Wilkes audience told of Syrian food crisis

Gordana JergerBy Jon O’Connell

WILKES-BARRE — “Hunger doesn’t make the news,” Gordana Jerger told a roomful of Wilkes University students and teachers. “There’s nothing sensational about it,” she said.

But at a Wilkes seminar set up through the Humpty Dumpty Institute, an organization that works closely with the United Nations, Jerger, a soft-spoken Croatian and a deputy director of the UN World Food Programme, gave her audience Tuesday facts about the millions displaced by civil war in Syria.

While the nearly 3-year-old conflict has grown slowly, the country of about 22.4 million has seen nearly half its population displaced or in need of immediate food assistance.

She called the food shortage in Syria her organization’s “largest and most complex crisis.”

“The conflict of Syria has caused millions to flee their homes creating this humanitarian crisis in which food is the top priority,” Jerger said.

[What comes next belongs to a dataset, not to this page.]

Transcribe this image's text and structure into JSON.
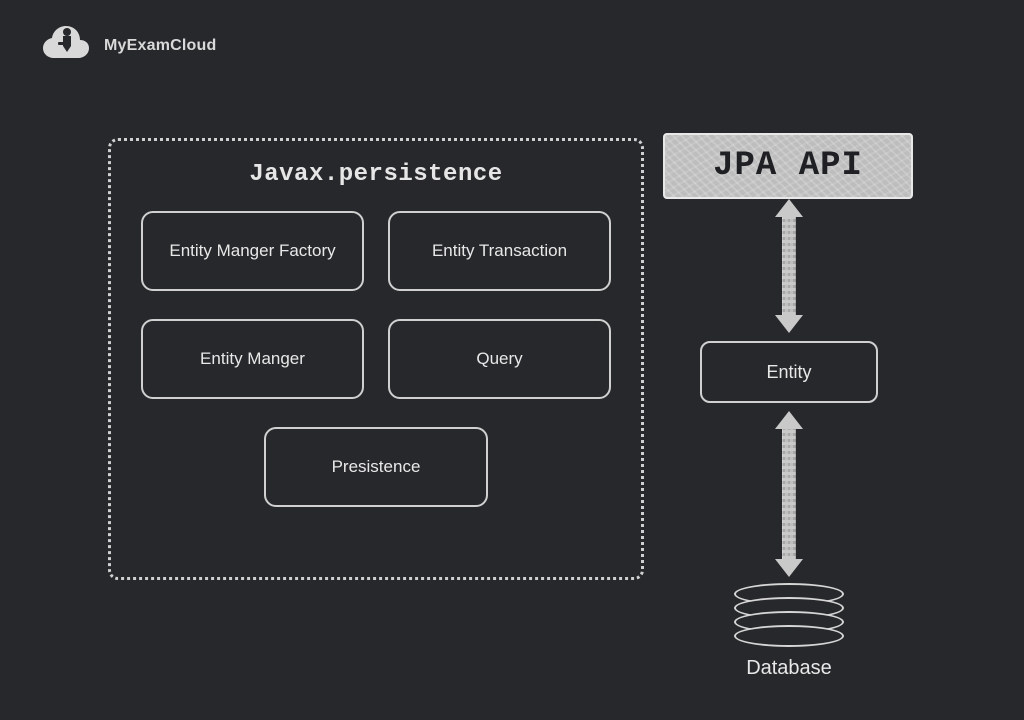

Through international government funding and private donations, the program spends $30 million per week to package flour, peas or beans and cooking oil, Jerger said.

Monthly, the program contracts truckers to move 31,500 tons of food to distribution centers. Some trucks never make it through.

“When there is fighting going on, we cannot get there,” Jerger said.

In a month, the program feeds up to 3 million displaced Syrians, Jerger said.

While the threat of chemical-weapons use has calmed considerably, the violence still grows, Jerger said. Many simply have no way of getting food. The approaching winter is also a concern.

Jergen spoke little of the war, and said the program takes no sides She spoke only of the great need to feed the victims of violence.

“We believe fighting hunger is the world’s greatest solvable problem,” Jerger said.